I’ve been refactoring the StructureMap codebase in preparation for wrapping up the 2.5 release. I’ve been doing this work with a couple goals in mind.
- Experimentation. I’m purposely revisiting some code just to see if I can come up with a better solution and structure.
- Improving the structural quality of the code in order to make the code more approachable to others.
- Some of the code is flat out embarrassing.
- Changing the structure to allow for easier extensions. There’s a couple specific new pieces of functionality that I thought would be easier to implement if I did some refactoring first.
- To more closely align the architecture with its functionality and usage. StructureMap was originally envisioned as a generic mechanism to build an object graph from some sort of Xml representation. Today, we do vastly more things with an IoC tool than I had in mind back in the summer of 2003.
As the effort proceeds, I’ve been thinking about the reasons that we do refactoring, or more importantly, the reasons that justify refactoring. When the topic of refactoring as a described practice was first being broached earlier in this decade, I read a lot of people upset over the idea of refactoring. Refactoring was variously described as:
- A result of insufficient upfront design (which I still think is silly because refactoring is often a result of doing upfront design too early and/or getting that upfront design wrong)
- Undisciplined hacking
- A dangerous activity that needlessly risked destabilizing working code (a very real fear that can nevertheless be mitigated by good automated test coverage with well written code and well written tests)
- A waste of resources. Useless goldplating, or as my buddy Chad Myers would say, “polishing the nosecone.”
That being said, what are the responsible reasons that lead us to refactor our code? I can think of two major reasons.
- To remedy a deficiency in code, design, or architectural quality.
- We shouldn’t declare a coding task complete until it reaches the quality demanded by the team. These refactoring’s are generally small, cheap items like renaming methods and extracting methods that can be performed safely and quickly with an automated tool.

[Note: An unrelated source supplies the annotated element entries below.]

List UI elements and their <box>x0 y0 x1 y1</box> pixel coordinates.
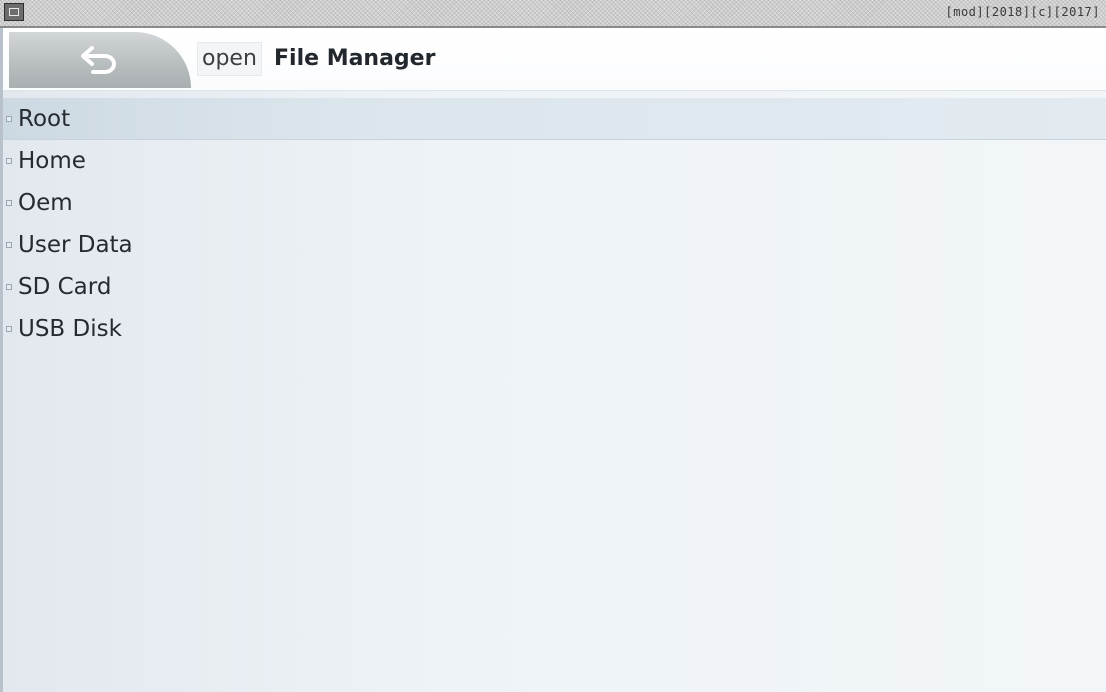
list-item-label: Home <box>18 148 86 174</box>
page-title: File Manager <box>274 46 436 71</box>
terminal-window-icon[interactable] <box>4 3 24 21</box>
list-item-root[interactable]: Root <box>3 98 1106 140</box>
status-bar-text: [mod][2018][c][2017] <box>945 5 1100 19</box>
bullet-icon <box>6 326 12 332</box>
bullet-icon <box>6 116 12 122</box>
list-item-label: Root <box>18 106 71 132</box>
location-list: Root Home Oem User Data SD Card USB Disk <box>3 98 1106 350</box>
header-bar: open File Manager <box>3 28 1106 91</box>
undo-arrow-icon <box>81 46 116 74</box>
back-button[interactable] <box>9 32 191 88</box>
list-item-label: User Data <box>18 232 133 258</box>
list-item-sd-card[interactable]: SD Card <box>3 266 1106 308</box>
list-item-label: Oem <box>18 190 73 216</box>
bullet-icon <box>6 158 12 164</box>
file-manager-window: open File Manager Root Home Oem User Dat… <box>0 28 1106 692</box>
title-prefix: open <box>197 42 262 76</box>
list-item-home[interactable]: Home <box>3 140 1106 182</box>
list-item-usb-disk[interactable]: USB Disk <box>3 308 1106 350</box>
list-item-user-data[interactable]: User Data <box>3 224 1106 266</box>
list-item-label: USB Disk <box>18 316 122 342</box>
bullet-icon <box>6 242 12 248</box>
list-item-label: SD Card <box>18 274 112 300</box>
list-item-oem[interactable]: Oem <box>3 182 1106 224</box>
bullet-icon <box>6 284 12 290</box>
status-bar: [mod][2018][c][2017] <box>0 0 1106 28</box>
bullet-icon <box>6 200 12 206</box>
screen: [mod][2018][c][2017] open File Manager R… <box>0 0 1106 692</box>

- I’m doing a lot of work on StructureMap as a result of static analysis results from NDepend. NDepend helpfully pointed out some flaws in the class structure that I’ve since remedied. In specific, I’ve been working on reducing the complexity of any class with a high Cyclomatic Complexity (all the classes are now under 30 with a few exceptions that I’m ignoring because the methods are all simple). I would also worry about efferent and afferent coupling plus the size of the classes and methods in your system.

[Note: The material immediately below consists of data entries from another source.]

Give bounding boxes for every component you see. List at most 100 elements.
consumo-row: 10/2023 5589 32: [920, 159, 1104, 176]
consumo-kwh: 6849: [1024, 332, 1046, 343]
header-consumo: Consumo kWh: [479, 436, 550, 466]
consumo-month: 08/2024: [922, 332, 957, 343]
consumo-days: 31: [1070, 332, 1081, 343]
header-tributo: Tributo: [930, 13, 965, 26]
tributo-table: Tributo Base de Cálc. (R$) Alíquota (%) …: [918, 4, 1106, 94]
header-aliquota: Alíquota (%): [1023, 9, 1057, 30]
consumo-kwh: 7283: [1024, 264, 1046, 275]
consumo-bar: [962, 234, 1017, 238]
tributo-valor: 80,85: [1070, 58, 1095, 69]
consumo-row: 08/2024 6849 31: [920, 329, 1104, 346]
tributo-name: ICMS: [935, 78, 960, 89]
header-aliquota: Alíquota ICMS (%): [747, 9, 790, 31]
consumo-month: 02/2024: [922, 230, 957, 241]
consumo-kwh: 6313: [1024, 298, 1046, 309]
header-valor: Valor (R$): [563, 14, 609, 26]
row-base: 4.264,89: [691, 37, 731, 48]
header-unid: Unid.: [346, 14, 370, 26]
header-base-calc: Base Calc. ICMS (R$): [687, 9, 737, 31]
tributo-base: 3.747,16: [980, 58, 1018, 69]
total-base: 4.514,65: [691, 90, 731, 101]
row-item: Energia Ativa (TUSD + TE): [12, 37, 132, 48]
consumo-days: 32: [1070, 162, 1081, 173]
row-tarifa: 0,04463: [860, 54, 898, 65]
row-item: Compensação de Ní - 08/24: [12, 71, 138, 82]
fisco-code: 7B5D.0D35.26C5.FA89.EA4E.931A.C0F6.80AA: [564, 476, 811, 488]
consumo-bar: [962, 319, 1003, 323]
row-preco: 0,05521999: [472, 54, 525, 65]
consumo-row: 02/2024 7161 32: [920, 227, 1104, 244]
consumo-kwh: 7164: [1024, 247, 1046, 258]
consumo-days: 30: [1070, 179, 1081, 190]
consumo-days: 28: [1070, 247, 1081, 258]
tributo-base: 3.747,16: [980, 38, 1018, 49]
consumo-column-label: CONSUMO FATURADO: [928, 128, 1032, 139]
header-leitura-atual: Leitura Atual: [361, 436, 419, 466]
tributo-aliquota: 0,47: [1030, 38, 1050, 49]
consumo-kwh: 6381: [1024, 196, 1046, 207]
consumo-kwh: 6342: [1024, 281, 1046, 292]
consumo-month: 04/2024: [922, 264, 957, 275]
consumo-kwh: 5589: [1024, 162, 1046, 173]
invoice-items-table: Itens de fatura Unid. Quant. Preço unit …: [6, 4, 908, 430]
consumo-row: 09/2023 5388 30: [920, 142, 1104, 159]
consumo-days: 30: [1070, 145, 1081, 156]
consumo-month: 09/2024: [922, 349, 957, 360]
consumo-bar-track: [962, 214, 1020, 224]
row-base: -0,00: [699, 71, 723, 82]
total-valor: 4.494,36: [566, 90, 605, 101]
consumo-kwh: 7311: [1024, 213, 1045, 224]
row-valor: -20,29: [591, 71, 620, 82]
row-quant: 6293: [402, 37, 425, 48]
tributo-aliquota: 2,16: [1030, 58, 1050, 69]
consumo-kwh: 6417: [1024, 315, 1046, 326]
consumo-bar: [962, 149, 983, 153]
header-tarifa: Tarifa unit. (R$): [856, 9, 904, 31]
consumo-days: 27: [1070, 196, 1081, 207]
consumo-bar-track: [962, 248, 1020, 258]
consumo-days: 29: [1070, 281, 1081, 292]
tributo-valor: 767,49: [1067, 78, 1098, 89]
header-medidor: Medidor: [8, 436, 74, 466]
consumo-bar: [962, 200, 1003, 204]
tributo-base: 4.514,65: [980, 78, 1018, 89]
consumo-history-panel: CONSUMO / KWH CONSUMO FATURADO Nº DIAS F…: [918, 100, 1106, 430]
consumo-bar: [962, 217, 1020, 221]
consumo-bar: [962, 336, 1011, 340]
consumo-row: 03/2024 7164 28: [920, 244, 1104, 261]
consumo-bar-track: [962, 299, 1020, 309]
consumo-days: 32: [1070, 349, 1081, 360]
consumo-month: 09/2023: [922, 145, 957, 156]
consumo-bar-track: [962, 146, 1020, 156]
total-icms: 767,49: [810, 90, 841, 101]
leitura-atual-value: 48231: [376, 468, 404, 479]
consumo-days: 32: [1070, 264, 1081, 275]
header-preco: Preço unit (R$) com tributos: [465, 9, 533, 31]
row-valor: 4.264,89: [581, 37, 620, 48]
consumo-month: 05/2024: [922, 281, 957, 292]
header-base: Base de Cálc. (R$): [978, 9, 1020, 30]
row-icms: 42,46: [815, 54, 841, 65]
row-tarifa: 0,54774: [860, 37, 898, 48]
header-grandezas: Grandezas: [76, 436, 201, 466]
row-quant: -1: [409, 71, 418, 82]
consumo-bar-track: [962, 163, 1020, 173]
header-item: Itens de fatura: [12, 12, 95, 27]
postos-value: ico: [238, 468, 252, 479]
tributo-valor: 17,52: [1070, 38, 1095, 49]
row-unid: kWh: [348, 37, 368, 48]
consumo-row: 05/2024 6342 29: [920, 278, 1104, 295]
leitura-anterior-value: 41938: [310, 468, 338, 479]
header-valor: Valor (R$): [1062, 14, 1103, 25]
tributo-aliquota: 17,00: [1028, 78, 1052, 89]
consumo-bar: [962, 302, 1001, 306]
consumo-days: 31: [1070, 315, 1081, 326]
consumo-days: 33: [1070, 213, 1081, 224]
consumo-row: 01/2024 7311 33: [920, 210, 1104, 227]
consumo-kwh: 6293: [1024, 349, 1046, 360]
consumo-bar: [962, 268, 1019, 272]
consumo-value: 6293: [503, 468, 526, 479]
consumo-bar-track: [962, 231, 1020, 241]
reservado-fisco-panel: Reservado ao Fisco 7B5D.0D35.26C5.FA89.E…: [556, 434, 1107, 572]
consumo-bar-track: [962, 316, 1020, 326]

- To make a forthcoming change to the code easier.
- If I’m changing a big method or complex class I’ll often start by refactoring towards a Composed Method by extracting methods or even smaller, more focused classes. On a project last year I did some quick renaming of variables from “m0, m1, m3″ to more descriptive names. My goal in these cases is to simply make the existing code easier to understand *before* I start to make modifications.

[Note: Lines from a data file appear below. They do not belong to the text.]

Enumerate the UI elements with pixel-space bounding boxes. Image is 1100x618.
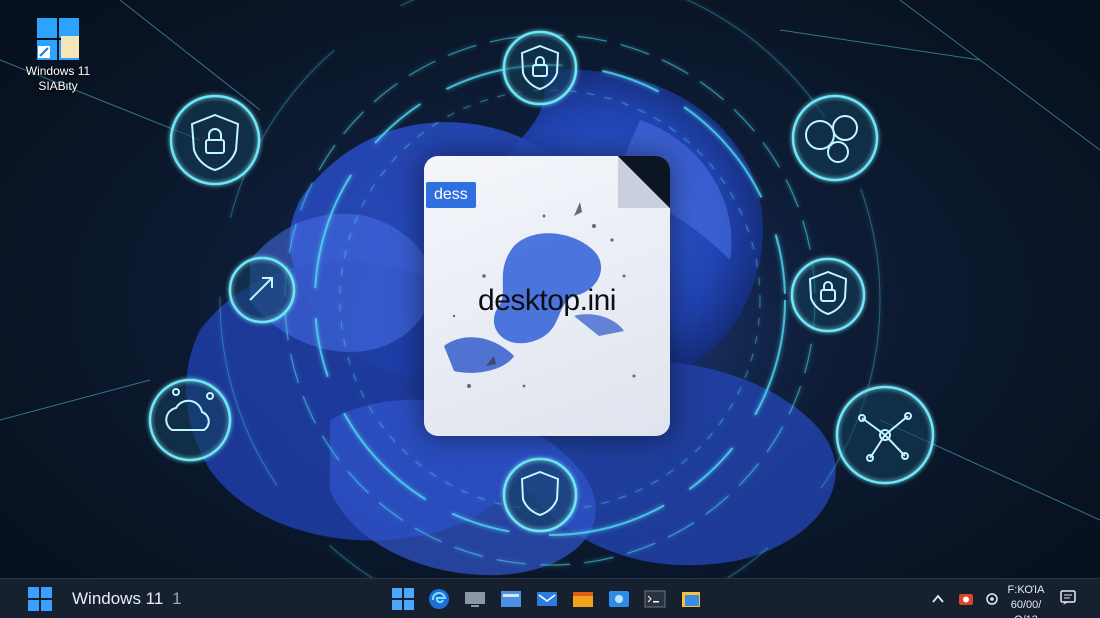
desktop-ini-file[interactable]: dess desktop.ini [424,156,670,436]
clock-date: 60/00/Ο/13 [1010,599,1042,618]
settings-tray-icon[interactable] [984,591,1000,607]
brand-suffix: 1 [172,589,182,608]
security-tray-icon[interactable] [958,591,974,607]
windows-11-shortcut[interactable]: Windows 11 SIABιty [18,18,98,94]
folder-icon[interactable] [568,586,598,612]
monitor-icon[interactable] [460,586,490,612]
taskbar-brand: Windows 11 1 [72,589,182,609]
taskbar: Windows 11 1 F:ΚΟΊΑ 60/00/ [0,578,1100,618]
chevron-up-icon[interactable] [930,591,946,607]
brand-text: Windows 11 [72,589,164,608]
notification-icon[interactable] [1060,590,1076,606]
start-icon[interactable] [28,587,52,611]
desktop-background: Windows 11 SIABιty dess desktop.ini [0,0,1100,578]
mail-icon[interactable] [532,586,562,612]
file-tag: dess [426,182,476,208]
clock-time: F:ΚΟΊΑ [1007,584,1045,596]
edge-icon[interactable] [424,586,454,612]
file-explorer-icon[interactable] [496,586,526,612]
files-icon[interactable] [676,586,706,612]
photos-icon[interactable] [604,586,634,612]
start-icon[interactable] [388,586,418,612]
windows-logo-icon [37,18,79,60]
file-name: desktop.ini [478,284,616,317]
system-clock[interactable]: F:ΚΟΊΑ 60/00/Ο/13 [1004,583,1048,618]
taskbar-apps [388,586,706,612]
terminal-icon[interactable] [640,586,670,612]
shortcut-subtitle: SIABιty [38,79,78,93]
page-fold [618,156,670,208]
shortcut-title: Windows 11 [25,64,91,78]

- For a new feature, I might need part of the functionality of an existing method or a class, but not the rest of it. Rather than duplicate that functionality by copying and pasting, I’ll extract the functionality to be shared into a new class or method so that it can be easily reused by the code for the new feature.
- In several cases, I’ve wanted to change one aspect of the behavior of an existing class while leaving the rest of the class’s behavior intact. In that case, I think the class is violating the Single Responsibility Principle, and I’ve split the class up along responsibility lines to isolate the changes to a smaller surface area.
- Before making a change, you may need to decrease or even eliminate coupling on an existing code structure. In StructureMap, I’ve frequently found myself wanting to change the internal structure of a class for various reasons, but first being blocked because other classes are coupled to internal details of the existing code structure. In many cases, the culprit has been a Law of Demeter violation.
- Introducing new abstractions often gives us a new seam in the class structure that we can exploit to add new behavior with minimal change to existing classes
- If we have to change any functionality that has duplicated representations in the code, it’s often worth the while to first refactor the code to eliminate that duplication before making the change.
Either way, you’re main goal with refactoring is to make the code easier to work with in the future. In some cases (the second category), that desired change is immediate. In the first category, you’re simply keeping the code cleaner to handle any type of extension and make the system easier to understand. In regards to Lean thinking, you only refactor on a project when the proposed refactoring will lead to better throughput of the development work. If a structural problem in the code isn’t causing any immediate harm or friction, you probably leave it alone for now.
Any thoughts? What did I miss?